QinetiQ Ltd., Farnborough, Hampshire, UK

Paper No. GT2005-68564, pp. 591-601; 11 pages
doi:10.1115/GT2005-68564
From:
  • ASME Turbo Expo 2005: Power for Land, Sea, and Air
  • Volume 6: Turbo Expo 2005, Parts A and B
  • Reno, Nevada, USA, June 6–9, 2005
  • Conference Sponsors: International Gas Turbine Institute
  • ISBN: 0-7918-4730-6 | eISBN: 0-7918-3754-8
  • Copyright © 2005 by ASME

abstract

Cooling is required to enable the turbine components to survive and have acceptable life in the very high gas temperatures occurring in modern engines. The cooling air is bled from the compression system, with typically about 15% of the core flow being diverted in military engines and about 20% in civil turbofans. Cooling benefits engine specific thrust and efficiency by allowing higher cycle temperatures to be employed, but the bleed air imposes cycle penalties and also reduces the aerodynamic efficiency of the turbine blading, typically by 2–4%. Cooling research aims to develop and validate improved design methodologies that give maximum cooling effectiveness for minimum cooling flow.

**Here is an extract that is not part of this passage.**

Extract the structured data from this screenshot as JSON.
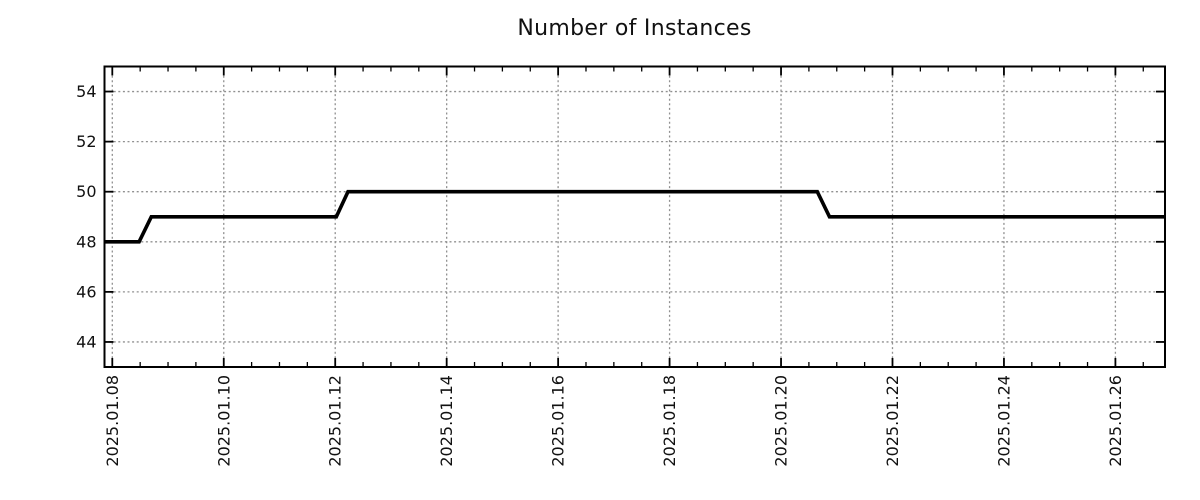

This paper documents external cooling research undertaken in the Isentropic Light Piston Facility at QinetiQ as part of a European collaborative programme on turbine aerodynamics and heat transfer. In Phase I, neither the ngv nor the rotor was cooled; cooling was added to the ngv only for Phase II, and to the rotor and ngv in Phase III. Coolant blowing rates and density ratios were also varied in the experiments. This paper describes the ILPF and summarises the results of this systematic programme, paying particular attention to the variation in aerofoil heat transfer with changing coolant conditions, and the effects coolant ejection has on the aerofoil’s aerodynamic performance.